Так вот, кровь на клавишах я вытерла сразу, пятна на юбке мы отстирали в корыте, и они тоже исчезли. Но в памяти моей они остались, лишь вспомню тот миг, снова вижу слюну в кровавых прожилках. Материально пятно существовало недолго, но в моей душе оно живет неизменно, как тогда. Конечно, я все равно умру, хоть и доживу, будучи преподавательницей музыки, до девяноста, и на том кончатся мои тремоло и пятна, но, господин Хансен, чем это не маленькое торжество духовного начала?
Ничто из прочитанного о снах не удовлетворяет меня полностью. Догадки дешевых астрологов и спиритов не стоит принимать всерьез, а толкования Зигмунда Фрейда, из тех немногих, что дошли до меня, кажутся несколько подтасованными, он все классифицирует, подгоняя под свои теории. На мой скромный взгляд, все намного сложнее, чем пытаются представить эти люди, хотя какой-то смысл в сновидениях должен быть.

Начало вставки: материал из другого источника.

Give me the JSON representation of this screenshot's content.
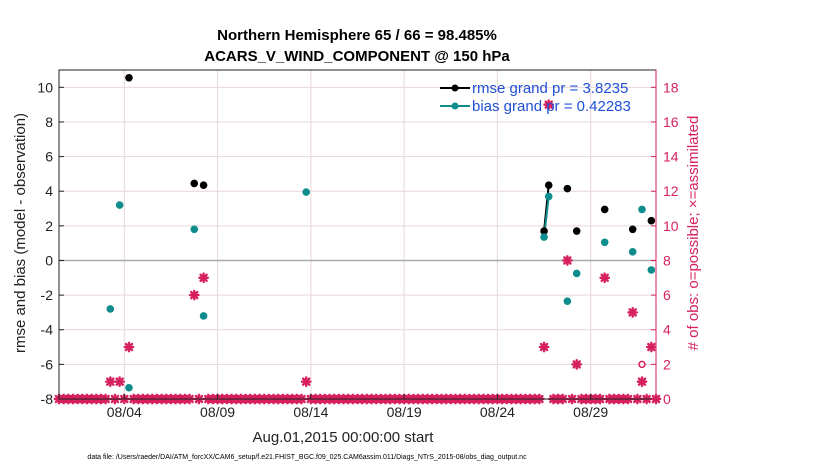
{
  "chart_data": {
    "type": "scatter",
    "title_line1": "Northern Hemisphere 65 / 66 = 98.485%",
    "title_line2": "ACARS_V_WIND_COMPONENT @ 150 hPa",
    "xlabel": "Aug.01,2015 00:00:00 start",
    "ylabel": "rmse and bias (model - observation)",
    "ylabel_right": "# of obs: o=possible; ×=assimilated",
    "footer": "data file: /Users/raeder/DAI/ATM_forcXX/CAM6_setup/f.e21.FHIST_BGC.f09_025.CAM6assim.011/Diags_NTrS_2015-08/obs_diag_output.nc",
    "xlim_days": [
      0,
      32
    ],
    "xticks": [
      {
        "day": 3.5,
        "label": "08/04"
      },
      {
        "day": 8.5,
        "label": "08/09"
      },
      {
        "day": 13.5,
        "label": "08/14"
      },
      {
        "day": 18.5,
        "label": "08/19"
      },
      {
        "day": 23.5,
        "label": "08/24"
      },
      {
        "day": 28.5,
        "label": "08/29"
      }
    ],
    "ylim": [
      -8,
      11
    ],
    "yticks": [
      -8,
      -6,
      -4,
      -2,
      0,
      2,
      4,
      6,
      8,
      10
    ],
    "ylim_right": [
      0,
      19
    ],
    "yticks_right": [
      0,
      2,
      4,
      6,
      8,
      10,
      12,
      14,
      16,
      18
    ],
    "grid": true,
    "legend_position": "top-right",
    "colors": {
      "rmse": "#000000",
      "bias": "#0f8c8c",
      "obs": "#d6215e",
      "zero_line": "#aaaaaa",
      "grid": "#e6d6dc"
    },
    "series": [
      {
        "name": "rmse grand pr = 3.8235",
        "color": "#000000",
        "points": [
          {
            "x": 3.75,
            "y": 10.55
          },
          {
            "x": 7.25,
            "y": 4.45
          },
          {
            "x": 7.75,
            "y": 4.35
          },
          {
            "x": 26.0,
            "y": 1.7
          },
          {
            "x": 26.25,
            "y": 4.35
          },
          {
            "x": 27.25,
            "y": 4.15
          },
          {
            "x": 27.75,
            "y": 1.7
          },
          {
            "x": 29.25,
            "y": 2.95
          },
          {
            "x": 30.75,
            "y": 1.8
          },
          {
            "x": 31.75,
            "y": 2.3
          }
        ],
        "line_segments": [
          [
            26.0,
            26.25
          ]
        ]
      },
      {
        "name": "bias grand pr = 0.42283",
        "color": "#0f8c8c",
        "points": [
          {
            "x": 2.75,
            "y": -2.8
          },
          {
            "x": 3.25,
            "y": 3.2
          },
          {
            "x": 3.75,
            "y": -7.35
          },
          {
            "x": 7.25,
            "y": 1.8
          },
          {
            "x": 7.75,
            "y": -3.2
          },
          {
            "x": 13.25,
            "y": 3.95
          },
          {
            "x": 26.0,
            "y": 1.35
          },
          {
            "x": 26.25,
            "y": 3.7
          },
          {
            "x": 27.25,
            "y": -2.35
          },
          {
            "x": 27.75,
            "y": -0.75
          },
          {
            "x": 29.25,
            "y": 1.05
          },
          {
            "x": 30.75,
            "y": 0.5
          },
          {
            "x": 31.25,
            "y": 2.95
          },
          {
            "x": 31.75,
            "y": -0.55
          }
        ],
        "line_segments": [
          [
            26.0,
            26.25
          ]
        ]
      },
      {
        "name": "",
        "color": "#d6215e",
        "marker": "asterisk",
        "axis": "right",
        "elevated_points": [
          {
            "x": 2.75,
            "y": 1
          },
          {
            "x": 3.25,
            "y": 1
          },
          {
            "x": 3.75,
            "y": 3
          },
          {
            "x": 7.25,
            "y": 6
          },
          {
            "x": 7.75,
            "y": 7
          },
          {
            "x": 13.25,
            "y": 1
          },
          {
            "x": 26.0,
            "y": 3
          },
          {
            "x": 26.25,
            "y": 17
          },
          {
            "x": 27.25,
            "y": 8
          },
          {
            "x": 27.75,
            "y": 2
          },
          {
            "x": 29.25,
            "y": 7
          },
          {
            "x": 30.75,
            "y": 5
          },
          {
            "x": 31.25,
            "y": 1
          },
          {
            "x": 31.75,
            "y": 3
          }
        ],
        "zero_day_range": [
          0,
          32
        ],
        "zero_spacing_days": 0.25
      }
    ],
    "possible_only_points": [
      {
        "x": 31.25,
        "y": 2
      }
    ]
  }
}
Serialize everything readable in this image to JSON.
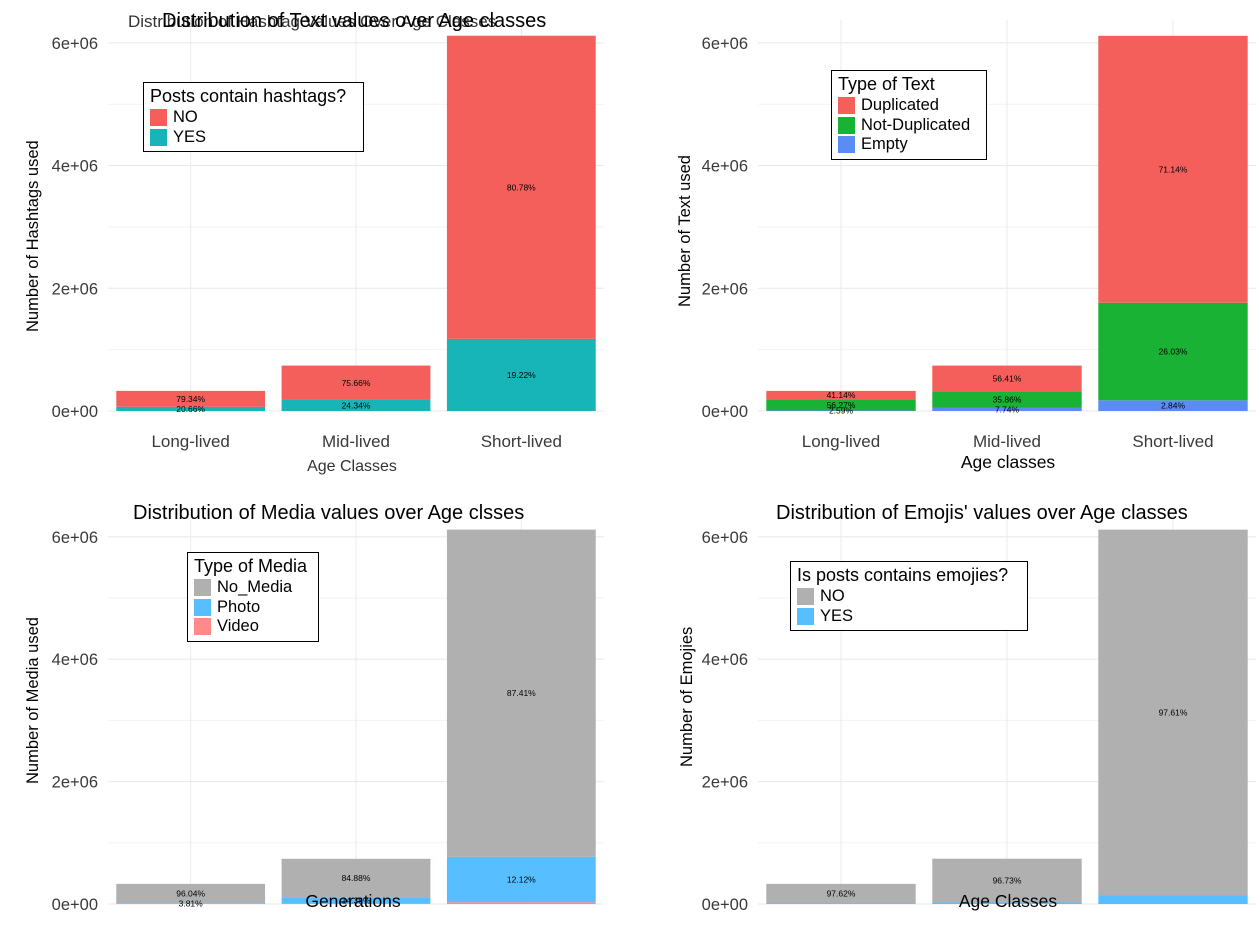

Давно я не видела таких страшных снов, как сегодня. Мне снилось, будто я лежу душной ночью в моей кровати и меня вот-вот раздавит паровоз, который падает с потолка, причем падает он медленно-медленно, как невесомый, надвигается невероятно медленно – так иногда лист неспешно падает с дерева, покачиваясь в воздухе, – но, конечно, опустившись, он непременно меня раздавит.